ヒトの目、驚異の進化
この本では4つの「なぜ?」に軽快なトークを交えながら答える構成となっている。
なぜ人間には色付きでものが見えるのか?なぜ人間の目は前向きについているのか?なぜ人間は目の錯覚を起こすのか?なぜ文字は現在のような形をしているのか?
著者によれば、それらの疑問に対する回答は以下の通りだ。
色覚を持つのは肌の色の変化を通して他者の感情や状態を察知するためであり、目が前向きについているのは両目の視野によって障害物の先を見通すためであり、目の錯覚は現在を知覚するために未来を見通そうとするためである。そして最後に、文字が現在のような形をしているのは我々が自然を見るのを得意としているためである。
驚くべき視覚能力そして文字を通して、あなたはまさにこの本を、そしてこのクソブログを読めることができるのである。
ネタバレに配慮した内容だとこのくらいの説明が限度である。
おもしろかったところ
この本の最も革命的なポイントは後半の第三章と第四章の内容であろう(そして第四章は訳本として最も読みづらい)。
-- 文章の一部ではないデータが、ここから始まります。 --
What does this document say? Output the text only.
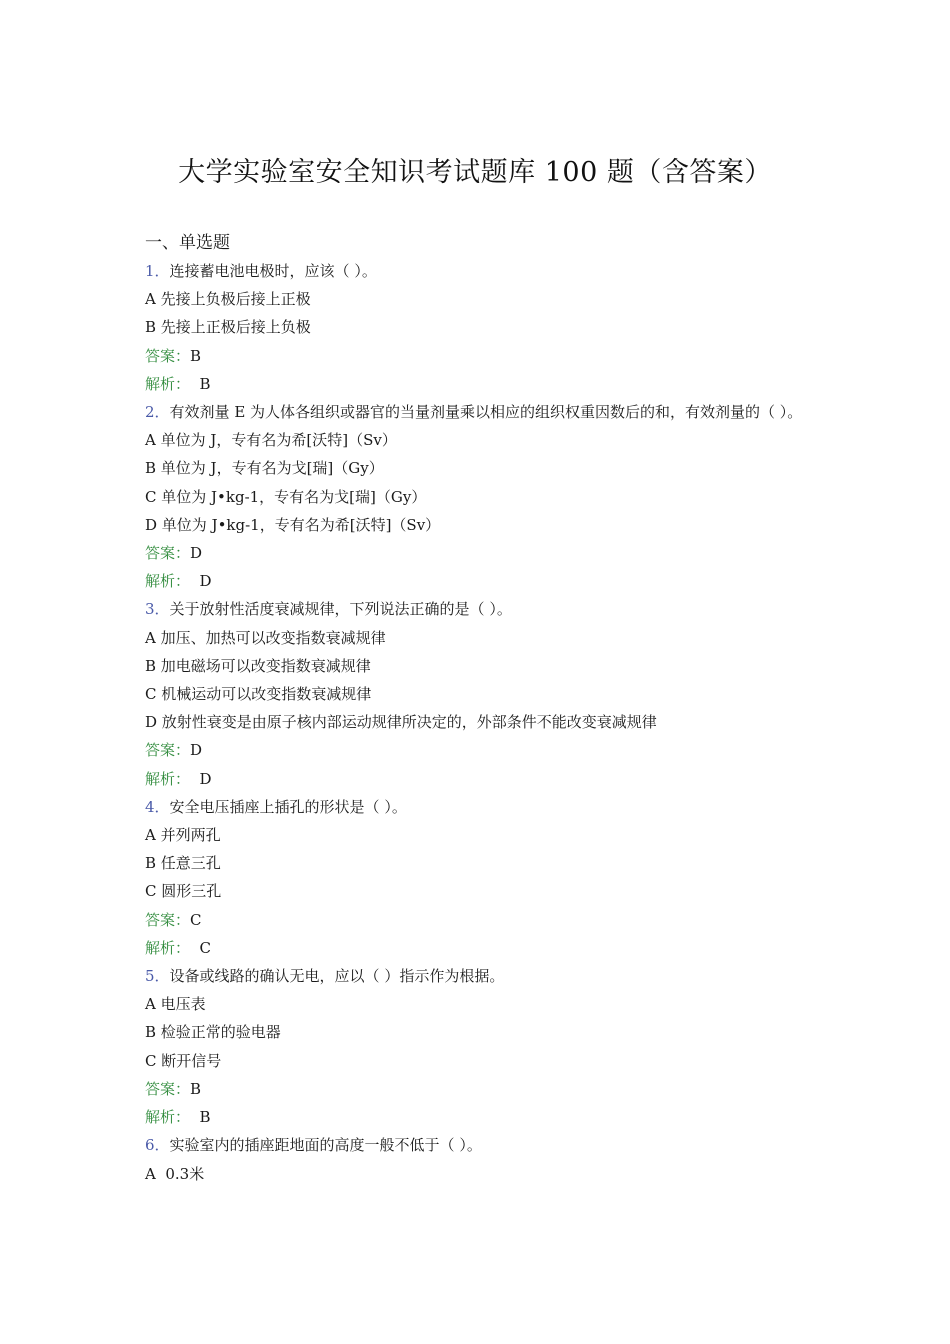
大学实验室安全知识考试题库 100 题（含答案）
一、单选题
1．连接蓄电池电极时，应该（ ）。
A 先接上负极后接上正极
B 先接上正极后接上负极
答案：B
解析：  B
2．有效剂量 E 为人体各组织或器官的当量剂量乘以相应的组织权重因数后的和，有效剂量的（ ）。
A 单位为 J，专有名为希[沃特]（Sv）
B 单位为 J，专有名为戈[瑞]（Gy）
C 单位为 J•kg-1，专有名为戈[瑞]（Gy）
D 单位为 J•kg-1，专有名为希[沃特]（Sv）
答案：D
解析：  D
3．关于放射性活度衰减规律，下列说法正确的是（ ）。
A 加压、加热可以改变指数衰减规律
B 加电磁场可以改变指数衰减规律
C 机械运动可以改变指数衰减规律
D 放射性衰变是由原子核内部运动规律所决定的，外部条件不能改变衰减规律
答案：D
解析：  D
4．安全电压插座上插孔的形状是（ ）。
A 并列两孔
B 任意三孔
C 圆形三孔
答案：C
解析：  C
5．设备或线路的确认无电，应以（ ）指示作为根据。
A 电压表
B 检验正常的验电器
C 断开信号
答案：B
解析：  B
6．实验室内的插座距地面的高度一般不低于（ ）。
A  0.3米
なにせ、数ある錯視現象を統一的な一つの理論にまとめあげ (第三章)、世界の文字がじつはまったく同じ要素から成り立ち、同じ一つの原理に従っていること(第四章)を大胆に指摘しているのだから。
しかし、それらの刺激的な内容や証拠の数々は本を直接“目”にしていただくとして、ここでは個人的に興味深かったところを挙げさせてもらおう。そう、隙あらば自分語りの精神だ。
第二章では、「目の前にペンを持って→右目で見るとペンの向こう側が見えない→両目で見るとペンの向こう側が見える」という体験型アトラクションが出てくる。読者を楽しませるこの本の素晴らしい点の一つなのだが、私は『ウルトラマンを横になりながら見続けたせい(母親談)』で内斜視となっており、この手の現象を体験できたことがない。
効き目(右目)のみで景色を目にするので、右目で見た後に両目で見ても景色は変わらない(うまいこと両目の視野が統合されない)。ゆえに昔流行ったマリオの飛び出す絵本でもマリオやピーチ姫が飛び出したことはないし、3D眼鏡をかけるとひたすら赤と青がごちゃごちゃした景色が見えるだけであった。
私の透視能力は、バルタン星人の宇宙船を透視するウルトラマンに奪われてしまったのだ。